A Levrero llegué por Ariel Bermani. Bermani es uno de los responsables de la editorial, un tipo macanudo, uno de mis maestros.
Estoy en el Centro Cultural Rojas, Conejos presenta la edición argentina de Conversaciones con Mario Levrero, de Pablo Silva Olazábal.
A Pablo Silva Olazábal llegué por Levrero. Silva Olazábal nació en Fray Bentos, Uruguay, en 1964. Es escritor y periodista cultural. Tiene un programa diario dedicado a libros y escritores.
Importa cómo llegan los libros porque se lee con la marca de esa experiencia. Leí Chicos Malos, de Osvaldo Bossi, con el eco de su voz grave, tal vez trágica, en la presentación “Si pudiera sacarte de la droga… / pero no puedo / (…) / En lugar de eso, te acompaño a comprar”.
A un costado del escenario, está Mambo vendiendo los libros de Conejos. Mambo es Pablo Rivas, encargado del diseño editorial, autor de la portada de Conversaciones con Mario Levrero. Una tapa bien Levrero: honda e informal. Compro La sucesión, de Cynthia Edul porque una amiga me dijo: tenes que leer ese libro, habla del padre y el casino, como la novela que vos estas escribiendo. El de Olazábal con Levrero no lo compro. Todavía no. Como un desafío a la capacidad de la presentación de acercar libro y lector.
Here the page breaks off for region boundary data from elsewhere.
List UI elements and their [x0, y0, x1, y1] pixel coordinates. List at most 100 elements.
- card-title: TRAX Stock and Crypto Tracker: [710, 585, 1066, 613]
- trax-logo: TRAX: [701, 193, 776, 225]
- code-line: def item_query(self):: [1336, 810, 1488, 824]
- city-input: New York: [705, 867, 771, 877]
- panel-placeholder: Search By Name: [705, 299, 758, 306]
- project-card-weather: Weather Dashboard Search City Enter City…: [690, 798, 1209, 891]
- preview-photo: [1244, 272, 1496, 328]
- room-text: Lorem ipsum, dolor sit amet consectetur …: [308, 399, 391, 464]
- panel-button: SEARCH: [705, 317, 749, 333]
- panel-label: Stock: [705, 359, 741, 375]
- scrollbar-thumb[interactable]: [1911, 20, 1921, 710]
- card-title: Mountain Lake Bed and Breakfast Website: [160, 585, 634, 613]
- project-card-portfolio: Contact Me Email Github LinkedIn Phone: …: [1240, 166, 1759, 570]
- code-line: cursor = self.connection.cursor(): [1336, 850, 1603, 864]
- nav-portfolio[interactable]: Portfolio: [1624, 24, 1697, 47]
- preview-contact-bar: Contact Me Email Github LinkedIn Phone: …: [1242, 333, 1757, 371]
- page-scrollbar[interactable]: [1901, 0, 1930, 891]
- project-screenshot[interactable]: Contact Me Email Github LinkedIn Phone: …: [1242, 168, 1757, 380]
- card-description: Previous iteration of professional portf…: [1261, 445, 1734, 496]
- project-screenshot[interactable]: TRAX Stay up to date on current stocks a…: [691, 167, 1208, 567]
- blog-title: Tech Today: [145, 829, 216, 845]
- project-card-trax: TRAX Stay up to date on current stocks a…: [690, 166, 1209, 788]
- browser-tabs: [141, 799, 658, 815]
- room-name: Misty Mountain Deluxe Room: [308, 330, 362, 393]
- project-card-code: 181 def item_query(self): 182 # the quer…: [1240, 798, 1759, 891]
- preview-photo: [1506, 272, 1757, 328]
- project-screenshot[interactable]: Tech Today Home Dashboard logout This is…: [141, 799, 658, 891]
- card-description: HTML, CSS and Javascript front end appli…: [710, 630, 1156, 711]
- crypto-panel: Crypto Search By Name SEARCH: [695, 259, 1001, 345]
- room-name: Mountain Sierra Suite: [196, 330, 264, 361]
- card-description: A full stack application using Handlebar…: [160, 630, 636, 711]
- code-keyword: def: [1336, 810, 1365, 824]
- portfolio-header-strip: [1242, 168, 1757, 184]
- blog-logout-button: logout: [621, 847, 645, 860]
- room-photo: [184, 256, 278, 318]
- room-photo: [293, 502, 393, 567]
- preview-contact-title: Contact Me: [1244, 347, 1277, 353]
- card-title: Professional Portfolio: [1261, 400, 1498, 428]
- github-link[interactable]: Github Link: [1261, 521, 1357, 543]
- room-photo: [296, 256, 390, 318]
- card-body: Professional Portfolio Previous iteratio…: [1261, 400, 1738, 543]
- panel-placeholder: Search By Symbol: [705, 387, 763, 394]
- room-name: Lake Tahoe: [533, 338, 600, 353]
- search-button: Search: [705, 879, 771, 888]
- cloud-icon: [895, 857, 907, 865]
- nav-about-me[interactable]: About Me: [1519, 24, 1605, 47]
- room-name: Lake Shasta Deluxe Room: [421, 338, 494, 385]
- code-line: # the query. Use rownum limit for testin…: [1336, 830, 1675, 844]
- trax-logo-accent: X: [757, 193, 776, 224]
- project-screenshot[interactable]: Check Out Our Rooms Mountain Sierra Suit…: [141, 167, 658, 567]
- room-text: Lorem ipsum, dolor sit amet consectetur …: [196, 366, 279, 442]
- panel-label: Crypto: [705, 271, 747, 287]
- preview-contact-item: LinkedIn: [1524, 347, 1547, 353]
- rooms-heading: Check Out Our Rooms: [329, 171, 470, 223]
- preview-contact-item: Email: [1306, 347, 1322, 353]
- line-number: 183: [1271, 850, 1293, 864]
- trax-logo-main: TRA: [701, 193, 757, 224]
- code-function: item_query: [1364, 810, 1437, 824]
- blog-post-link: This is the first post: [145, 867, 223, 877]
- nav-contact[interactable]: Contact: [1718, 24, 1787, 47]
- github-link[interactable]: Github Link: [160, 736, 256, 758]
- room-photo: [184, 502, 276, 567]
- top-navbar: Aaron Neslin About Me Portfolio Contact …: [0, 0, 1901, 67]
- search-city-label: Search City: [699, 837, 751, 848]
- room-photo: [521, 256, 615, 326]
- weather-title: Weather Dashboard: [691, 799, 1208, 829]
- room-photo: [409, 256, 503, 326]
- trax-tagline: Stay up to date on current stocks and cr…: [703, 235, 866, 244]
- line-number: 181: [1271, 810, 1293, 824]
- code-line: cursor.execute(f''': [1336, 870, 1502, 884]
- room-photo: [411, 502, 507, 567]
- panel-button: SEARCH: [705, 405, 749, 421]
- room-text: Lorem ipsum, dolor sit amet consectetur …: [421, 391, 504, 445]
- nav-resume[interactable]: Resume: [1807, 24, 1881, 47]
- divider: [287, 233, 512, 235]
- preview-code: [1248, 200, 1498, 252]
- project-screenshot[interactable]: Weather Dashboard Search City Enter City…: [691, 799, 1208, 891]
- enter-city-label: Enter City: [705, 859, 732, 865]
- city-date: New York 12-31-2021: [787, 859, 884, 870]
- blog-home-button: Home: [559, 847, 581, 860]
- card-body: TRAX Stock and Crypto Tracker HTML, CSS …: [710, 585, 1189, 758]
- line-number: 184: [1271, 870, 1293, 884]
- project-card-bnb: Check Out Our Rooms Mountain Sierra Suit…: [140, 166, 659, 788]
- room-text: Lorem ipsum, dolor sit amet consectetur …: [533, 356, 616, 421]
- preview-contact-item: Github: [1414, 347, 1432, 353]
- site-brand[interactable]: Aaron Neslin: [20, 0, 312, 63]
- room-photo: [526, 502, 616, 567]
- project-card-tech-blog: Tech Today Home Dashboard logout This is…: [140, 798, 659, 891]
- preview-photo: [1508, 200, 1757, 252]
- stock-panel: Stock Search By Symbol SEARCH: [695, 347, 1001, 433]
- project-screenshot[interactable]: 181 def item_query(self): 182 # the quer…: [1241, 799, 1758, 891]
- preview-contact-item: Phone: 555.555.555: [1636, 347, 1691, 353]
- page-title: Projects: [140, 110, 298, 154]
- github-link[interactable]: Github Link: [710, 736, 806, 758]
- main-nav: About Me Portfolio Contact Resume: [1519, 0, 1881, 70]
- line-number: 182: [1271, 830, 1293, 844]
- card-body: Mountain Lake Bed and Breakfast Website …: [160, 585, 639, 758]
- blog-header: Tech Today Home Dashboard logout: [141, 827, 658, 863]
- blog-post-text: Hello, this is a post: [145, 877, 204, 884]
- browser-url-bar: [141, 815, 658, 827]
Me encuentro con Valeria Iglesias, autora, entre otros, de Correo sentimental (Ed. Pánico el pánico) y codirectora de Outsider, otra editorial convencida de que la buena literatura está por fuera de la solemnidad, que los eventos literarios pueden ser algo divertido, con música y alcohol. Me presenta a Juan José Burzi, lo conozco porque leí Sueños del hombre elefante (Gárgola). Es obvio que vinimos por el vino, decimos los tres, cuando parece que todo está por comenzar.
En el escenario, además de Silva Olazábal, están los cuatro editores que forman Conejos: Bermani, Bruzo Szister, Facundo Soto y Paula Brecciaroli, que abre la presentación. Conversaciones con Mario Levrero estaba editado en Uruguay y Chile. Siempre que alguien viajaba a Uruguay, aprovechaban para encargarle uno o dos ejemplares que luego circulaban de casa en casa, casi siempre con el mismo comentario: ¿viste lo bueno que está ese libro? El tráfico hormiga terminó cuando se plantearon la posibilidad de editarlo y facilitar el acceso argentino a un libro lleno de perlas levrerianas.
“Cuando el autor sabe demasiado sobre el argumento, a veces se apura a contarlo, y la literatura va quedando por el camino”. (Otro de mis maestros, se trenzaría a debatir esta idea)
“Cuánto más tiempo pasa entre la escritura y la corrección, tanto más fácil es la corrección”
“Ser escritor no significa escribir bien (…) sino estar dispuesto a lidiar durante toda la vida con tus demonios interiores”
“Siempre dije que los escritores son unos tipos desgraciados y amargados, mientras que los pintores son tipos felices. (…) A veces, para salir de alguna depresión, me da por salir a la calle con “la mirada del pintor”; tratar de ver el mundo como espacios, formas, colores, sin discriminar otra cosa. Y da buenísimos resultados”
Voy a leer porque me pongo nervioso, es casi lo primero que dice Pablo Silva Olázabal cuando tiene la palabra. Lee, pero no se nota, porque parece que conversa. Lo hace con humor y al público se le empieza a dibujar esa media sonrisa que delata placer por las palabras. Habla con gracia y dice cosas interesantes. La crítica precisa alivia, la que duele es la crítica difusa. No voy a olvidar eso, me lo llevo entre los libros. Miro para el lado de Mambo para ver si quedan ejemplares de Conversaciones con Levrero.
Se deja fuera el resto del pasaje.